Jetson Nano inference 速度慢
happy-wook-kim opened this issue · comments
你好,最近我用过Litepose COCO还有见几个问题。所以有时间的话请你们帮我。
我看你们的LitePose-Auto-M结果, 就是144 Latency(ms)
然后我有LitePose-Auto-S,还有我得了300 Latency(ms)。 太慢了。你们知不知道为什么怎么慢。。。
我觉得如果我用'TVM变换',可能快一点。
请你们帮我怎么可以解决这个问题。
Hello, you can just speak English.
We have released the code for running our model on Jetson Nano with pre-built TVM binary in nano_demo. To convert the torch model to TVM binary, you may need to check the TVM Auto Scheduler Toturial.
thx a lot!
@lmxyy Thanks for the repo.
Have you first converted the LitePose model to onnx, and then to TVM by cross compiling it for a target tvm.target.Target("nvidia/jetson-nano")
using auto scheduler ?
@lmxyy If possible, would you make the tvm auto schedule code available? I am not being able to cross compile it for jetson. Thank you.

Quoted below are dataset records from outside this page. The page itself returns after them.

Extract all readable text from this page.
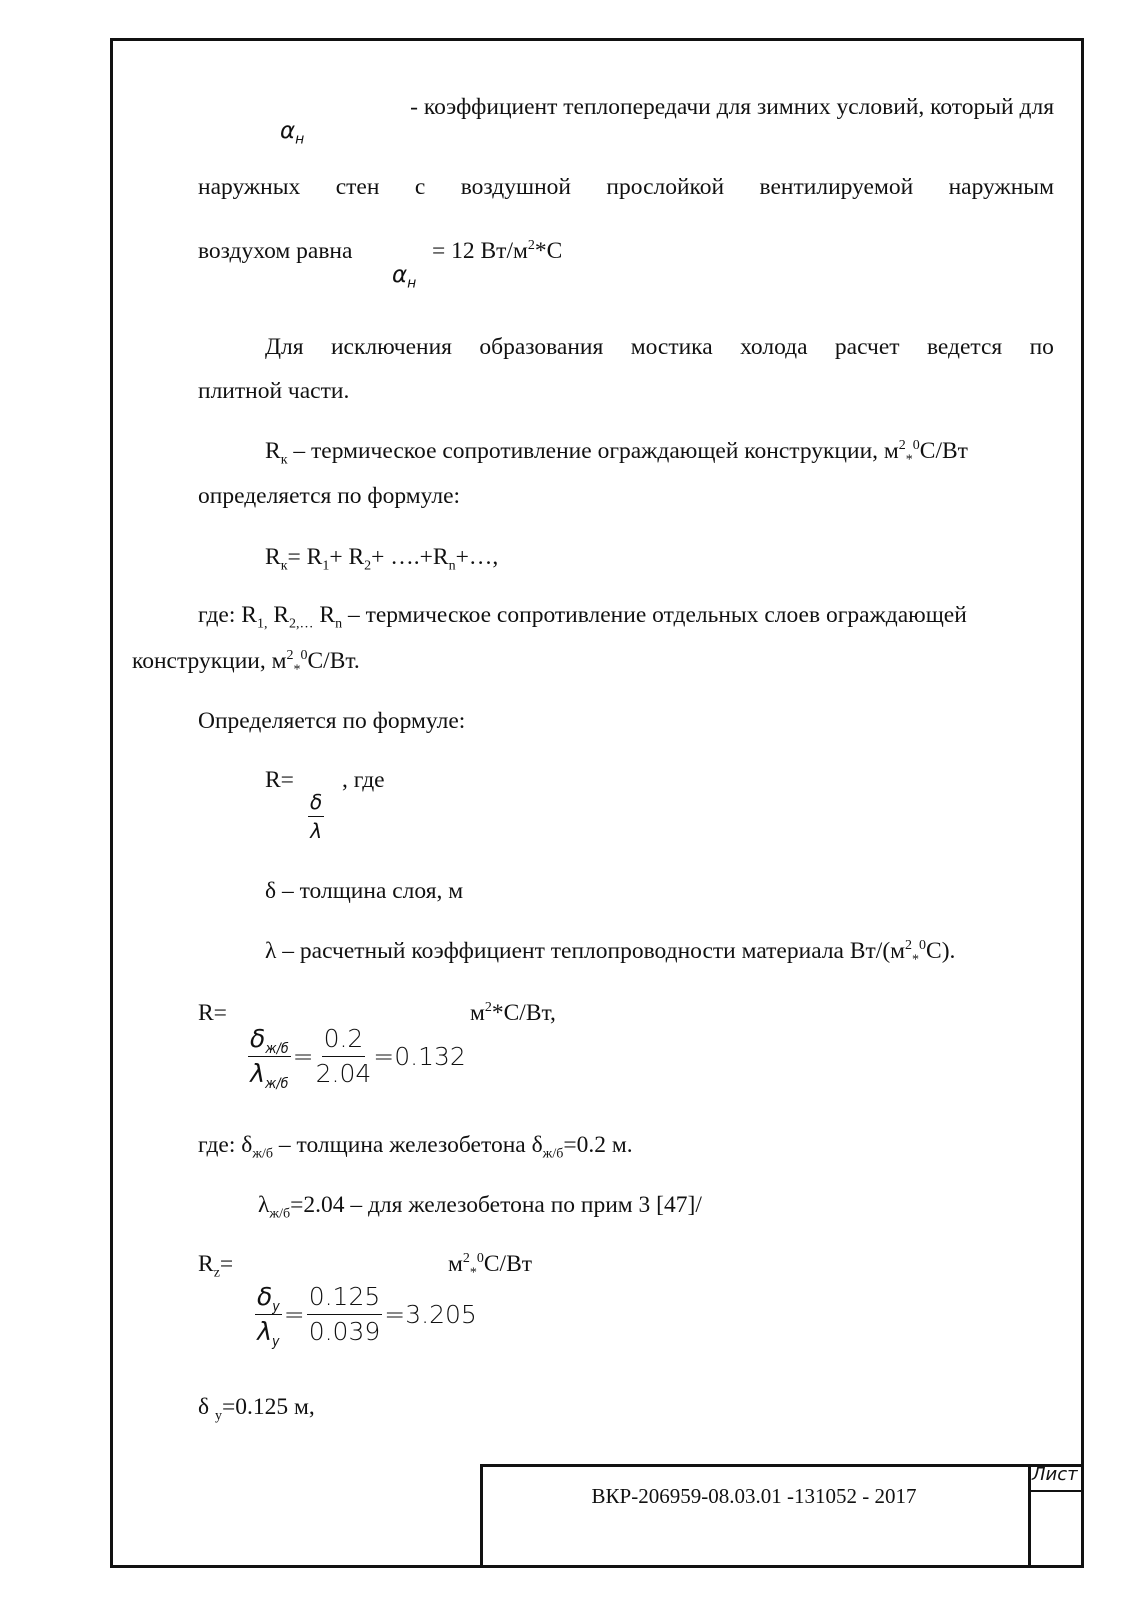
$\alpha_н$
- коэффициент теплопередачи для зимних условий, который для
наружных стен с воздушной прослойкой вентилируемой наружным
воздухом равна
$\alpha_н$
= 12 $Вт/м^2*С$
Для исключения образования мостика холода расчет ведется по
плитной части.
$R_к$ – термическое сопротивление ограждающей конструкции, $м^2_*^0С/Вт$
определяется по формуле:
$R_к= R_1+ R_2+$ $\dots.+R_n+\dots$,
где: $R_{1,}$ $R_{2,\dots}$ $R_n$ – термическое сопротивление отдельных слоев ограждающей
конструкции, $м^2_*^0С/Вт$.
Определяется по формуле:
R=
$\frac{\delta}{\lambda}$
, где
δ – толщина слоя, м
λ – расчетный коэффициент теплопроводности материала $Вт/(м^2_*^0С)$.
R=	$м^2*С/Вт$,
$\frac{\delta_{ж/б}}{\lambda_{ж/б}} = \frac{0.2}{2.04} =0.132$
где: $\delta_{ж/б}$ – толщина железобетона $\delta_{ж/б}=0.2$ м.
$\lambda_{ж/б}=2.04$ – для железобетона по прим 3 [47]/
$R_z=$	$м^2_*^0С/Вт$
$\frac{\delta_y}{\lambda_y} = \frac{0.125}{0.039} =3.205$
δ $_у$=0.125 м,
ВКР-206959-08.03.01 -131052 - 2017
Лист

@lmxyy Thanks for the repo.
Have you first converted the LitePose model to onnx, and then to TVM by cross compiling it for a targettvm.target.Target("nvidia/jetson-nano")
using auto scheduler ?
Yes, that is how we did it. The target
should be 'target = 'cuda -arch=sm_53 -max_num_threads=256 -max_threads_per_block=256'
for cuda and the target_host
is 'llvm -mtriple=aarch64-linux-gnu'
.
An example script using TVM 0.8 autoscheduler is as follows:
import argparse
import os
from typing import Tuple
import numpy as np
import onnx
import torch
import tvm
from tvm import auto_scheduler, relay
from tvm.autotvm.measure.measure_methods import set_cuda_target_arch
from tvm.contrib.graph_executor import GraphModule
device_key = 'nano'
remote_host = '0.0.0.0'
remote_port = 9190
def run_tuning(args, tasks, task_weights):
print("Begin tuning...")
runner = auto_scheduler.RPCRunner(
key=device_key,
host=remote_host,
port=remote_port,
timeout=120,
repeat=1,
min_repeat_ms=200,
enable_cpu_cache_flush=True,
n_parallel=args.n_parallel
)
tuner = auto_scheduler.TaskScheduler(tasks, task_weights, load_log_file=args.resume_from)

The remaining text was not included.